The school auditorium—normally plain and quiet—had been transformed into a makeshift theater. Rows of chairs filled the floor, borrowed lamps lit the stage in a soft glow, and curtains swayed faintly from the draft of the fans above. The air buzzed with anticipation. Students, teachers, and even parents crowded in, their chatter rising and falling like the restless tide.
Backstage, Eli gripped his script so tightly the paper crinkled. His palms were damp, and the words on the page blurred no matter how hard he tried to focus. Each laugh, each murmur from the audience made his chest tighten. His heart pounded so loudly it was all he could hear.
"You'll be fine," came a voice, steady and sure, from just beside him.
Eli turned. Kai stood there, calm as ever, adjusting his costume with unhurried hands. His presence had a grounding effect, like standing near a still pond in the middle of a storm.
"Easy for you to say," Eli muttered, his voice cracking. "You're not the one who's about to—"

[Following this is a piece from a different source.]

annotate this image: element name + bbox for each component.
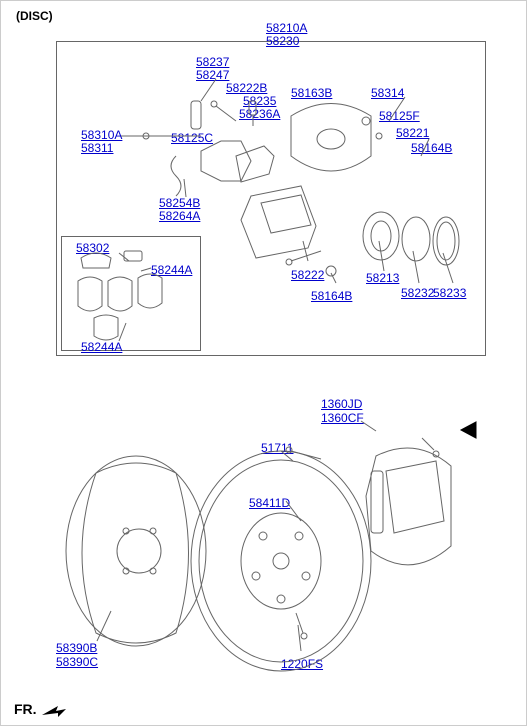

"You'll be fine," Kai repeated, softer this time, almost like a promise whispered only for him.
Eli froze, the words sinking deeper than he expected. Something about Kai's tone, the quiet conviction in it, made the noise of the auditorium fade for a second. His chest ached with a feeling he didn't have time to name.
Before he could reply, their cue was called.
The curtains groaned as they pulled back, and the stage lights flared. Eli blinked against the brightness. For a dizzying moment, the packed auditorium was nothing but a blur of shadows beyond the glare. Then his body moved on instinct, carrying him forward.
The play had a simple plot—a story of two strangers meeting by chance, parting with regret, and somehow finding their way back to each other. Nothing complicated. Nothing groundbreaking. Just a school performance.
And yet, the moment Eli stepped onto the stage beside Kai, something shifted.
At first, his lines tumbled awkwardly from his mouth, shaky with nerves. He could hear his classmates giggling faintly from the wings, and his stomach lurched. But then his eyes met Kai's.
The world blurred.
It wasn't just Kai standing across from him. For a fleeting heartbeat, Eli saw him differently—draped in old robes, framed by a lantern-lit sky. It was the same man who had haunted his dreams for weeks, the one who felt achingly familiar despite being a stranger. The stage fell away. The lamps, the curtains, even the audience—gone. All that existed was the figure before him, steady and radiant, like a memory reaching out through time.
His chest tightened painfully. The lines he spoke were supposed to be scripted, rehearsed. But when his lips moved, the words came out softer, heavier, carrying more weight than he meant to give them.
And when Kai answered—his voice low, warm, unwavering—Eli's whole body trembled. It didn't feel like acting at all.
Backstage, their classmates squealed in hushed excitement at how convincing they were. In the audience, whispers rippled through the rows at the sudden intensity. People leaned forward, captivated.
But Eli barely noticed any of it.
His pulse raced, his breath caught, and in that fragile moment beneath the lights, it felt as if something inside him had cracked open. The script no longer mattered. The stage no longer mattered.
Because when he looked at Kai, all Eli could feel—terrifying and undeniable—was that this connection between them was real.
And for the first time, he couldn't tell where the performance ended and the truth began.